No início de 1960, no segundo período da Residência Médica, Almério foi indicado por César de Araújo para estagiar no Rio de Janeiro, no Instituto de Tisiologia e Pneumologia, sob supervisão dos profs. Henri Jouval e Antônio Ibiapina. Prof. Ibiapina (1904-1964), cearense de Sobral, foi uma das maiores autoridades em Tisiologia em sua época. (ACADEMIA NACIONAL DE MEDICINA, 2020)
Nesse retorno a Salvador, Almério foi convidado para estar no gabinete do Prof. Roberto Santos, onde recebeu a notícia que foi selecionado para uma bolsa de estudos, que o permitiria realizar o Curso de Especialização, no período de 18 meses, na Universidade de Pittsburgh, na Pennsylvania, oferecida pelo Departamento de Estado do Governo dos Estados Unidos da América (EUA). Diante da proposta, Almério ficou muito surpreso por ter sido escolhido e, junto com seus colegas Agnaldo David de Souza,
Ernesto Simões Neto, José de Souza Costa, José Duarte de Araújo e Marco Aurélio de Barros, embarcaram para os EUA. Eles se integraram com os Drs. Luciano Pedreira de Cerqueira, Álvaro Rabello Jr. e Gilberto Rebouças, que já estavam lá (MACHADO, 2007).
Vale registrar que, antes disso, para confirmar a sua ida, Almério recebeu subitamente um telegrama que veio por cabo submarino, que até hoje mantém guardado em suas lembranças. (MACHADO, 2019)
Nesse mesmo período Almério, pediu a mão da sua noiva Marlise em casamento, para que juntos pudessem ir para os Estados Unidos. Com essa proposta, o casamento foi realizado às pressas em uma manhã de sábado na Igreja de Nossa Senhora da Vitória, localizada em Salvador - BA, e na tarde do mesmo dia, Almério Machado e Marlise, agora já casados, partiram para o Rio de Janeiro, para depois embarcar para Nova York. Durante aproximadamente dois anos Almério e Marlise se mantiveram com a bolsa de estudos proposta para Especialização. Os frutos desse relacionamento foram os filhos Adelmo de Souza Machado Neto e Almério de Souza Machado Júnior - formados em Medicina, Jackeline Moreno Machado – formada em Jornalismo - e Paulo Cesar Machado Costa, filho do coração, formado em Direito.
Almério e Marlise preservam o relacionamento até os dias de hoje. Durante a sua trajetória nos Estados Unidos, passou dois anos estudando Pneumologia na Universidade de Pittsburgh na Pensilvânia, sob direção do Prof. Eugene Robin. Quando já estava concluindo a especialidade, foi para Harvard, Cornell e Filadélfia em serviços de pneumologia, direcionado pela Universidade de Pittsburgh.

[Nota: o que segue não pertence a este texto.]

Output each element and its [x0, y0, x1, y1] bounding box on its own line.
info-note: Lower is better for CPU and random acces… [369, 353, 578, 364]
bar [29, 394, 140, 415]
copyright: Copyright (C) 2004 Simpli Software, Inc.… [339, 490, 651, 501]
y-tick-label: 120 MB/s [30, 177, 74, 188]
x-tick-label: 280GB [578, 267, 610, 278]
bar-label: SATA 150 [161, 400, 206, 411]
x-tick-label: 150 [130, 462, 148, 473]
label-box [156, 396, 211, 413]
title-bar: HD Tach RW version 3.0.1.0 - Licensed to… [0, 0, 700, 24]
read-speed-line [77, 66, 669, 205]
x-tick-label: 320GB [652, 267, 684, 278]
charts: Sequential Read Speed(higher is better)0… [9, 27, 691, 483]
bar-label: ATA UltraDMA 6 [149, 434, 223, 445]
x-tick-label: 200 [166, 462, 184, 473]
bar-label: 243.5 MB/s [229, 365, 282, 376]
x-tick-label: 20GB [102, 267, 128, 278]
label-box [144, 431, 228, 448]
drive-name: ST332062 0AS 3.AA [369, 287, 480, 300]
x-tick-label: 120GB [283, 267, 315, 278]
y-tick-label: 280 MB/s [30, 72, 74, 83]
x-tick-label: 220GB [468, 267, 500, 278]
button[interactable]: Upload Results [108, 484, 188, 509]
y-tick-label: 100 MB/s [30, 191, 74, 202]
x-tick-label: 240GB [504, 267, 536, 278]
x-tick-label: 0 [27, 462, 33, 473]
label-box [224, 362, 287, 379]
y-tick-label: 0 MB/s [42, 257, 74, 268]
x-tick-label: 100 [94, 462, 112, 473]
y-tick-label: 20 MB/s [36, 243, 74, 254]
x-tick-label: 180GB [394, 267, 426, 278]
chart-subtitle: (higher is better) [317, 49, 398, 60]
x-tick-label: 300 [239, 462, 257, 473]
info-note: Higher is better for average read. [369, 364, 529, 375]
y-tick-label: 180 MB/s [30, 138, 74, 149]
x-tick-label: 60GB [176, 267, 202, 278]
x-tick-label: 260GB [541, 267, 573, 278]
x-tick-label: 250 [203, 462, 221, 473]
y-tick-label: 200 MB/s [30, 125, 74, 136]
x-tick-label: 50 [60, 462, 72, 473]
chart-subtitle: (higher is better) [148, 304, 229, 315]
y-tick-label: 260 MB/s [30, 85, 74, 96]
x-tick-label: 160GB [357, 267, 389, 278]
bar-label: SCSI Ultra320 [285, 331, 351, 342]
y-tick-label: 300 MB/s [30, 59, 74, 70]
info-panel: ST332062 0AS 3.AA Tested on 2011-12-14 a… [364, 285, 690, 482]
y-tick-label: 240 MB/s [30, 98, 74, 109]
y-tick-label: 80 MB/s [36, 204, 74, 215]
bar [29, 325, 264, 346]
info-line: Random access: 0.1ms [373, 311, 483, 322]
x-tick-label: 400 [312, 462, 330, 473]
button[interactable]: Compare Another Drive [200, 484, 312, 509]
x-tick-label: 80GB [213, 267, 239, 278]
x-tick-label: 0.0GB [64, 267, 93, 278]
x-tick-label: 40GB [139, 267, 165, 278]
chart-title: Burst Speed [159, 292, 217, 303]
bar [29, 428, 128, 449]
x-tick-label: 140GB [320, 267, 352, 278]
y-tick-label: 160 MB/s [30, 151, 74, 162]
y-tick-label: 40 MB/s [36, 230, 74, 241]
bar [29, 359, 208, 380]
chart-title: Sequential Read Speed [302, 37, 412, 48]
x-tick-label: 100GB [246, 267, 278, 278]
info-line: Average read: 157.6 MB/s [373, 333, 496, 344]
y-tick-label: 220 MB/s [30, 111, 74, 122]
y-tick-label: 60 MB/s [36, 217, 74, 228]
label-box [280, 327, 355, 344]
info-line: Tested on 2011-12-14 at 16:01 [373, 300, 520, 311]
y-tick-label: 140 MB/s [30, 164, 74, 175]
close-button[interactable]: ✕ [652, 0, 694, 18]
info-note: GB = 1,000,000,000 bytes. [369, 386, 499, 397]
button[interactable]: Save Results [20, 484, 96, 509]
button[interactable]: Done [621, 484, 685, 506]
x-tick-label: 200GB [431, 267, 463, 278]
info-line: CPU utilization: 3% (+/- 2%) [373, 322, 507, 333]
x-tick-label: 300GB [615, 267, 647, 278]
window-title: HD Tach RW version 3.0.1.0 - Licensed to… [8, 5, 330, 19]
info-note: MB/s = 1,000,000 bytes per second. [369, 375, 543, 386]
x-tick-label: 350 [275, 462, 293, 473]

Retornando ao Brasil, no ano de 1963, atuou durante um período colaborando com o Prof. Cesar de Araújo. No primeiro ano passou pela enfermaria dos professores Augusto Mascarenhas, Roberto Santos e Adriano Pondé. O Prof. César convidou-o para ser Instrutor de Ensino em Clínica Médica, apresentando-o para o Reitor Alberico Fraga. Entretanto, para exercer esse cargo era necessário fazer uma Prova de Habilitação, com professores catedráticos da unidade universitária, no caso, a Fameb, sendo os seus examinadores os Profs. Augusto Mascarenhas e Roberto Santos.
Conforme nota oficial da Faculdade de Medicina da Bahia (FMB, sigla; Fameb, acrônimo), notificando seu falecimento, registra que Dr. Almério de Souza “ingressou como docente na FMB em 1962”. (FACULDADE DE MEDICINA DA BAHIA, 2022). A nota da Ufba, que nos parece mais correta, refere que ele ingressou em 1963 (UFBA, 2022). Foi no ano de 1963, portanto, que Dr. Almério Machado se tornou Professor de Ensino em Clínica Médica na Universidade Federal da Bahia. O Prof. Dr. César Augusto foi umas das suas grandes inspirações. Trabalhou supervisionando atividades de Pneumologia no Hospital Prof. Edgard Santos, onde o interesse por essa especialidade começou a florescer. Acompanhou o Prof. César nessas atividades até o período que ele veio a falecer, encantando-se aos 69 anos.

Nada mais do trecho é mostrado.